Più si avvicina alla fine, e quindi al ritorno a casa, più l'Odissea di Enner Valencia assume contorni imprevedibili e grotteschi. Oggi in patria è un eroe nazionale la stessa persona che in un Cile-Ecuador del 2015 uscì per un finto infortunio per evitare di essere arrestato, visto che non pagava gli alimenti per la figlia di 5 anni. Nel video qui sotto potete riconoscere l'assurdità di una scena che avrebbe potuto scrivere Samuel Beckett: tredici agenti della polizia che rincorrono Valencia mentre esce in barella.
Ecuador kick off the World Cup today.
— The Upshot (@UpshotTowers) November 20, 2022
Here's their captain Enner Valencia faking an injury to avoid getting arrested over £13k of unpaid child support.
The former Everton striker was driven away on a stretcher while 13 policemen gave chase. pic.twitter.com/oNCfKMbj6t
Al 90' della partita contro l'Olanda è uscito per un infortunio al ginocchio, e stavolta non è una sceneggiata. «Contro il Senegal voglio esserci» ha detto però lui, «voglio aiutare ancora il mio Ecuador».

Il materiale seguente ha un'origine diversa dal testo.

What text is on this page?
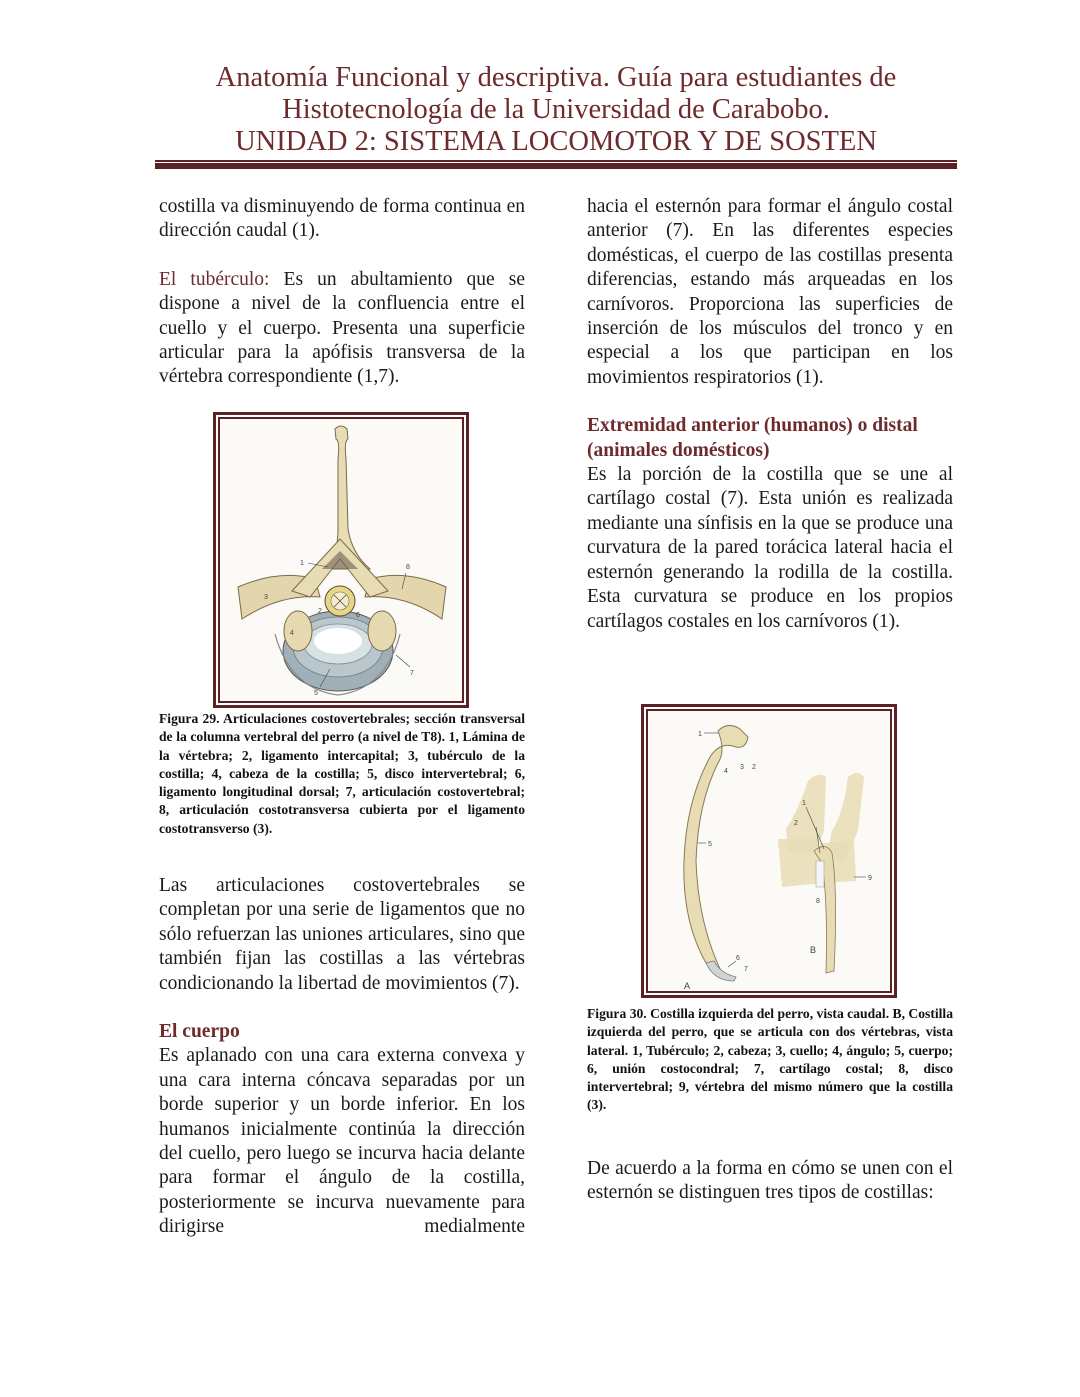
Anatomía Funcional y descriptiva. Guía para estudiantes de
Histotecnología de la Universidad de Carabobo.
UNIDAD 2: SISTEMA LOCOMOTOR Y DE SOSTEN

costilla va disminuyendo de forma continua en dirección caudal (1).

El tubérculo: Es un abultamiento que se dispone a nivel de la confluencia entre el cuello y el cuerpo. Presenta una superficie articular para la apófisis transversa de la vértebra correspondiente (1,7).

1
2
3
4
5
6
7
8

Figura 29. Articulaciones costovertebrales; sección transversal de la columna vertebral del perro (a nivel de T8). 1, Lámina de la vértebra; 2, ligamento intercapital; 3, tubérculo de la costilla; 4, cabeza de la costilla; 5, disco intervertebral; 6, ligamento longitudinal dorsal; 7, articulación costovertebral; 8, articulación costotransversa cubierta por el ligamento costotransverso (3).

Las articulaciones costovertebrales se completan por una serie de ligamentos que no sólo refuerzan las uniones articulares, sino que también fijan las costillas a las vértebras condicionando la libertad de movimientos (7).

El cuerpo

Es aplanado con una cara externa convexa y una cara interna cóncava separadas por un borde superior y un borde inferior. En los humanos inicialmente continúa la dirección del cuello, pero luego se incurva hacia delante para formar el ángulo de la costilla, posteriormente se incurva nuevamente para dirigirse medialmente

hacia el esternón para formar el ángulo costal anterior (7). En las diferentes especies domésticas, el cuerpo de las costillas presenta diferencias, estando más arqueadas en los carnívoros. Proporciona las superficies de inserción de los músculos del tronco y en especial a los que participan en los movimientos respiratorios (1).

Extremidad anterior (humanos) o distal (animales domésticos)

Es la porción de la costilla que se une al cartílago costal (7). Esta unión es realizada mediante una sínfisis en la que se produce una curvatura de la pared torácica lateral hacia el esternón generando la rodilla de la costilla. Esta curvatura se produce en los propios cartílagos costales en los carnívoros (1).

1
2
3
4
5
6
7
1
2
8
9
A
B

Figura 30. Costilla izquierda del perro, vista caudal. B, Costilla izquierda del perro, que se articula con dos vértebras, vista lateral. 1, Tubérculo; 2, cabeza; 3, cuello; 4, ángulo; 5, cuerpo; 6, unión costocondral; 7, cartílago costal; 8, disco intervertebral; 9, vértebra del mismo número que la costilla (3).

De acuerdo a la forma en cómo se unen con el esternón se distinguen tres tipos de costillas:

Oggi che gioca in Turchia, e ha trovato continuità realizzativa con il Fenerbahce (tre doppiette nelle prime tre giornate, ma poi si è fatto espellere alla quarta), Valencia sembra rinato dopo anni difficili, che lo avevano riportato a giocare in Messico, al Tigres, dove è ancora leggenda. È il miglior marcatore nella storia dell'Ecuador con 37 gol, e chissà che non lo vedremo superarsi ancora in questo Mondiale: un palcoscenico in cui vivrà ancora a lungo la mistica di Enner Valencia.